Arkaik Cumhuriyet'in kopuş iddiasının tersine, bugün ile Osmanlı'nın özellikle modernleşmeci uzun 19. yüzyılı ile kurulacak bir zihinsel köprü, Türkiye toplumunun normalleşmesi açısından kuşkusuz elzem. Bu tartışmanın Taksim başta, kamusal mekanda  görünür kılınacağı sembolik jestlerle de desteklenmesi kuşkusuz hem mümkün hem anlamlı. Ancak mevcut iktidara hakim mühendis formasyonunun bu derinliği yakalaması ufukta görünmüyor. Kışlayı ihya projesi, yaratacağı yeni gerilimlerle bu gerekli tartışmanın da önünü tıkamaya aday: AKP'nin muhtemelen en ilginç fikri açılımının olası en berbat ve verimsiz hayata geçiriliş biçimi bu ihya işi olacak gibi. Orda zaten durup duran 'Cumhuriyet' anıtı bile herşeyi ile Osmanlı ile bağları, onun içinden çıkmışlığı, -dışardan bir bakışla üretildiği için olsa gerek- hala en iyi şekilde, hiçbir çakma tarihselciliğin asla beceremeyeceği bir netlikte temsil ediyor, zamansız çekiciliği tam da bundan kaynaklanıyor.

Kenti imar etmenin oryantalist takıntılara endekslendiği bu mıntıkada, temizlik görevi biraz da mimarlarda gibi. Sıfırdan başlamıyorlar: Yakın dönemde bu siyaset ile, savaş sonrası modernist mimariye ilişkin en az 3 kez yoğun teşriki mesai edildi. Başta belediye binası, bilahare IMÇ ve AKM gündeme gelmişti. 

Dördüncü şifre:
MUHALEFETİN YUMUŞAK KARNI: OTOMOBİLE İMAN

Burası işin abartısız en zor kısmı. Hayır, mesele müminlerin otomobile binmesi değil, bununla başedilirdi. Mütedeyyin veya la-dini, farketmiyor: topluca tapındığımız şey bizatihi otomobildir artık. Reel politik anlamı şu: Projeye karşı çıkarken Elmadağ/Tarlabaşı Tünelini dilinize fazlaca dolarsanız hemen tüm toplumu karşınıza almanız kaçınılmazdır. İstediğiniz kadar bununla trafiğin ortadan kalkmayacağını, insanların otomobil içinde veya yeraltı duraklarında egzostdan zehirleneceğni tüm bilimsel çalışmalara ve geçmiş istanbul uygulamalarına dayanarak söyleyin: demirden bir ideolojik duvara çarpmanız kaçınılmazdır, ve bu çok sinir bozucu olabilir.

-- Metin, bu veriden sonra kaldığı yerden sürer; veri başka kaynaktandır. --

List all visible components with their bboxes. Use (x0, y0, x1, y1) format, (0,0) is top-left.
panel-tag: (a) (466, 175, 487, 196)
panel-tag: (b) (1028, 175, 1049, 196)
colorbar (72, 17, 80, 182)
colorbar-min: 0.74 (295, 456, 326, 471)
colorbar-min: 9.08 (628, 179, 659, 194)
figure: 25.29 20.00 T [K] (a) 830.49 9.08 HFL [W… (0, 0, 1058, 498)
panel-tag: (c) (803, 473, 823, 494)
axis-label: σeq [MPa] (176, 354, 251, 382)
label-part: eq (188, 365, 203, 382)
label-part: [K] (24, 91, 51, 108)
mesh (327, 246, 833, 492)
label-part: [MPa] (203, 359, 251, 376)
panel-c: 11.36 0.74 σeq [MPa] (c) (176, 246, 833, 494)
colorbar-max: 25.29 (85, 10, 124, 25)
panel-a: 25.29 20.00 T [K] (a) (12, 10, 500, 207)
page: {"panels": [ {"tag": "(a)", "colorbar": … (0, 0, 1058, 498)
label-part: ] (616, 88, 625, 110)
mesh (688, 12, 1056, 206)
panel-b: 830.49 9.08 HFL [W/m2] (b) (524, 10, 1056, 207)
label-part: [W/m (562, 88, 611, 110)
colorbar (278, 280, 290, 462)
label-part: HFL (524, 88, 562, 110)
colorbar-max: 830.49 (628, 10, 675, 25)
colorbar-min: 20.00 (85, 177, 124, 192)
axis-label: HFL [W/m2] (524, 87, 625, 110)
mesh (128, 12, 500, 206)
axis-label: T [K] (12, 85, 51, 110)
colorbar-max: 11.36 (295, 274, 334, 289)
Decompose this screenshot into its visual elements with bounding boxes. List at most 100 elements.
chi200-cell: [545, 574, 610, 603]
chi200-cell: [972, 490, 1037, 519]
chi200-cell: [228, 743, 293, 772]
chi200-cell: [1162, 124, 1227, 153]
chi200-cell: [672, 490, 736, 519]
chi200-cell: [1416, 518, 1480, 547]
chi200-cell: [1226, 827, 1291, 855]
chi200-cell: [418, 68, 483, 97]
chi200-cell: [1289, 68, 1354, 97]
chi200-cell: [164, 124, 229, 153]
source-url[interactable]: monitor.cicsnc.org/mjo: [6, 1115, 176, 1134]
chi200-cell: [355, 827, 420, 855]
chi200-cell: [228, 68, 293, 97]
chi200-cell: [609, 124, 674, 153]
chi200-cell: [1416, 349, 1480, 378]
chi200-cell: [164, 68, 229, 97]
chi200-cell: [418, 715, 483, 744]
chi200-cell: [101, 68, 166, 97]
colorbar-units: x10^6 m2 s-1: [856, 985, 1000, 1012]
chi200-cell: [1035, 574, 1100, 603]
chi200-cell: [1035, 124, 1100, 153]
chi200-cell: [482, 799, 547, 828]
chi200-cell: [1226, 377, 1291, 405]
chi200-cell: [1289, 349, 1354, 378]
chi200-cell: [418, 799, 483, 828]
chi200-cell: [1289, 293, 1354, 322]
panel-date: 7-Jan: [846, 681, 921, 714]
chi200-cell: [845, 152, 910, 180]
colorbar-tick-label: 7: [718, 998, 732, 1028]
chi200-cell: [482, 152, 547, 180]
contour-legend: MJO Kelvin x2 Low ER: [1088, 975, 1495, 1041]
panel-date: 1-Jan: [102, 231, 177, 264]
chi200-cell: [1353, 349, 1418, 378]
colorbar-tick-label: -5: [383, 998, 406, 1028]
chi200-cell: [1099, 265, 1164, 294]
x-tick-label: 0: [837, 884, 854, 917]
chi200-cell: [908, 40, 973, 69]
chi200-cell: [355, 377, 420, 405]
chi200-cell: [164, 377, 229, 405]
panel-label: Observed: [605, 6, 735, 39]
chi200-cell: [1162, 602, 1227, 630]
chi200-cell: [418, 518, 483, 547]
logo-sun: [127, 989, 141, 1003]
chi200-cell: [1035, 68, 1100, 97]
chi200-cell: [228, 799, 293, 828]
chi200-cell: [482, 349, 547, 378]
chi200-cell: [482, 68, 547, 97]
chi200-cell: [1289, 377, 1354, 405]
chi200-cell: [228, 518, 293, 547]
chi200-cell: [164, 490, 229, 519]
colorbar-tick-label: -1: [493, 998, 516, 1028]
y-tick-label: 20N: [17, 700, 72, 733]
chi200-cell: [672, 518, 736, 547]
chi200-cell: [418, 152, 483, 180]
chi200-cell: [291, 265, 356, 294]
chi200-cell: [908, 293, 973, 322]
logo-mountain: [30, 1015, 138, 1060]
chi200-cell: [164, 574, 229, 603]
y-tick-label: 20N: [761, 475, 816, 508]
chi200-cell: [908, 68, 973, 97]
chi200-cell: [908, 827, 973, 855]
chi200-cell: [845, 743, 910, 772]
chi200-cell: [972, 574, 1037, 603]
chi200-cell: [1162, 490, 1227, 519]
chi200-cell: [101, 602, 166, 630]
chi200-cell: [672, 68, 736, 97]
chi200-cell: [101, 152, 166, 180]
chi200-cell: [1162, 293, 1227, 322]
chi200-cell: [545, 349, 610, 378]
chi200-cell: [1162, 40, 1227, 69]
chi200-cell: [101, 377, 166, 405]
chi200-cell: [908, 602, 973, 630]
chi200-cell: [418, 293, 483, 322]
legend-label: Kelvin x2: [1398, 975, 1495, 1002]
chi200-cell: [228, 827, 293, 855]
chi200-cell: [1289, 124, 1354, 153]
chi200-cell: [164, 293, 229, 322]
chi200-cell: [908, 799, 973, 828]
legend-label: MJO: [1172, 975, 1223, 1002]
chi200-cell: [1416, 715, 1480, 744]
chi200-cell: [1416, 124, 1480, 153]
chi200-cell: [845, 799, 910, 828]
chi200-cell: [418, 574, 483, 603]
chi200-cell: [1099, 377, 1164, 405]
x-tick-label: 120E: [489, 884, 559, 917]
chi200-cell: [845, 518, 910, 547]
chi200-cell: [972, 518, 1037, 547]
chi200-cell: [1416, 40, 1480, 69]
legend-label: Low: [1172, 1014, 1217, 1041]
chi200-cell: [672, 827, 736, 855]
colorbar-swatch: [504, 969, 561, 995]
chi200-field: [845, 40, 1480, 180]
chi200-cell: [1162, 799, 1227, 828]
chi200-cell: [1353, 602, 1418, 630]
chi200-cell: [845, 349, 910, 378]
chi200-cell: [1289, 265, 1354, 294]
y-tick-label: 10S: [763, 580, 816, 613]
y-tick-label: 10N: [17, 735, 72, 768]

50lerde Menderes yıkımları, Prost planına kağıt üstünde benzese de temelde farklı bir mekan kurgusu geliştirir. Prost un öncelikle -yayalara, ve yerine göre devlete hizmet edecek- kamusal alanlar olarak düşündüğü bulvarlar, Menderes uygulamalarında şehir içi 'expres ve transit' otomobil yolları olarak yorumlanır. Yollar genişlerken tramvay rayları yeraltına alınacağına tümden ilga, şehirse 4 lastik tekere kayıtsız şartsız teslim edilir.  

Dalanın 80lerdeki ikinci büyük yol hamlesinin ardından repertuvara yeni bir gelenek ilave olundu: O gün bugündür başkanlar kaldırdıkları trafik lambası ve hemzemin geçit sayısı ile övünür dururlar. Ulaşımda kaynaklar öncelikle otoyollara, yeni otoyol kavşaklarına, mevcut kavşakların genişletilmesine, otoyol standardında düzenlenmiş expres yollara, otoyollara yeni bağlantı yollarına, tepeleri delip geçen uzun otoyol tünellerine, çok katlı kavşaklara, ne bulursa altına dalan orta mesafe tünellere, vadileri hızla geçen viyadüklere, kavşakların üstünden uçan köprülere, ve bunların irili ufaklı akrabalarına aktarıldı; karayolculuk Başkan'ların asli işine dönüştü.  

A dan B ye ulaşmanın giderek otomobilsiz imkanı kalmıyor. Yeni binalar, yerleşimler, özel ya da kamu farketmez, bu kurguya göre tasarlanıyor, otomobilsiz erişemiyorsunuz bile.  Alanı giderek daralan, hareket kabiliyeti sıfırlanan şehirli tek çıkış yolunu kendisi de bir tane edinmekte buluyor. Lambasız kesintisiz bir trafik akışının varolabileceği yanılsaması, giderek büyüyen krizleri ötelemekten, tıkanıklığı iki km öteye atmaktan ve daha yoğunlaştırmaktan başka sonuç vermiyor. Bu politikanın kısa tanımı "belirli sayıdaki eroinmanı tedavi için herkese birden morfin vermek" dir. Sonuçta bir gün herkes eroine düşüyor, "ayağım yerden kesilsin de" noktasına geliyor. 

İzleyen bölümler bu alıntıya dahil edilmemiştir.